During my working life, I didn’t move mountains, so why should you listen to anything that I have to say? There’s probably no great reason, except………..
Ah, I do still have your attention. I’m glad and hope that you might just learn a few things from my schooldays. Even though they seem an eternity away now, I still have some memories that I’d like to share with you.
My school wasn’t for the crème de la crème. It was a backstreet comprehensive in London’s East End. The kind of school where there was a firm pecking-order based on muscle, not intellect, and you knew who not to make eye-contact with.
Yes, it was tough. But Langdon Park’s saving grace was its teachers, though what agonies they must have suffered daily trying to impart learning on largely unresponsive ears, I still can’t imagine.
The people I really want to tell you about were Miss Farren, Miss MacDonald and Mr Surridge, my English teachers. Have you ever wished that you’d said something to somebody at the right time? Well, I wish I’d said to all three of them what a fantastic difference they’d made to my life
Neither Miss Farren, nor Mr Surridge were young when they taught me and Miss MacDonald was just a few years their junior. So it may be, by now, that they reside in a better place. If there is a heaven for exemplary English teachers, they deserve to be in it.
So what great gift did they pass on to me? Simply, it was a love of the English language written down. Young people today may be lucky enough to travel the world in their formative years. But that incomparable trio of teachers took me to California with John Steinbeck, to the South Seas with Joseph Conrad and to various points in-between through a host of other authors and poets. Those teachers were the navigators on my literary voyages. I think back on them fondly.

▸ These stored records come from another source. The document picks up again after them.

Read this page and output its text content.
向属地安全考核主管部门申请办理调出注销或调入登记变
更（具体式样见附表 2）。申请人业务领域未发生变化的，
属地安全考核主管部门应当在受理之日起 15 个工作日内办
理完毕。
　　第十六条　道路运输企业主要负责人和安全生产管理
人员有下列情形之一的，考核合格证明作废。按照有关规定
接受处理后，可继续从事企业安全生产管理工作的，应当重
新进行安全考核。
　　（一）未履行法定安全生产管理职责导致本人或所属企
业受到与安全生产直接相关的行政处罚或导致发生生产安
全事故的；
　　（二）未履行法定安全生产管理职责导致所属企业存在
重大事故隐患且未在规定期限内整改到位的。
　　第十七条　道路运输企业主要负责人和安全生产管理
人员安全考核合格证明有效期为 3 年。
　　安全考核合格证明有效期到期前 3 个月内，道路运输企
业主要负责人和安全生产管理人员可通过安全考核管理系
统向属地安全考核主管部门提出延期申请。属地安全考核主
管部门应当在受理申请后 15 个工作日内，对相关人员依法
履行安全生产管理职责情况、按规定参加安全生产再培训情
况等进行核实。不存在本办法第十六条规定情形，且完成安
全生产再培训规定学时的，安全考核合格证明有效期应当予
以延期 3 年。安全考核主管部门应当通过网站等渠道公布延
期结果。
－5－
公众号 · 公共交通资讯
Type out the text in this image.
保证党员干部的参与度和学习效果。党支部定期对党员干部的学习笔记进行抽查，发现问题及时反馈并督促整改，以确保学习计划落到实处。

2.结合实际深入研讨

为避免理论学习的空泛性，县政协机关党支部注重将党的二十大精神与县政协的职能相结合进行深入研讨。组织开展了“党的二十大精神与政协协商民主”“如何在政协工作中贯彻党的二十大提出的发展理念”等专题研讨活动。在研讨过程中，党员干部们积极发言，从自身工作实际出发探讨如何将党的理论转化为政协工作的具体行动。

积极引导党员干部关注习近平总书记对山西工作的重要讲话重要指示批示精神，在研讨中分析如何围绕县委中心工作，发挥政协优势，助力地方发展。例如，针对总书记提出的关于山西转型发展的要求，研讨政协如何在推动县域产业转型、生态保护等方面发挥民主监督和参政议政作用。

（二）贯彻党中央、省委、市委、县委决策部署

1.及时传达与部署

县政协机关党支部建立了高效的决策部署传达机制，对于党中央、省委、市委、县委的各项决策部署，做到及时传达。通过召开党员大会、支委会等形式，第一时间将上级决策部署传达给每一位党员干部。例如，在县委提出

They also tried to teach me English grammar and I spent the next twenty years or so atoning for my lack of attention to “the rules” and teaching myself to be better at them. I learned later than I should that these rules are the key to fully appreciating what you read and in making your own writing fully understood. If this narrative should fall before young eyes, please do better than I did in studying English language’s structure.
And, for what they are worth, these are my final words of wisdom to pass on. Never, ever, underestimate the value of reading. Books are your windows on the world, your counsellors and the inspiration for your own creative thoughts. They can educate or give pleasure; move, amuse or stimulate. They will last you a lifetime and you will always find something new in them.
I wish you joy in your discoveries. I’d love to make mine all over again.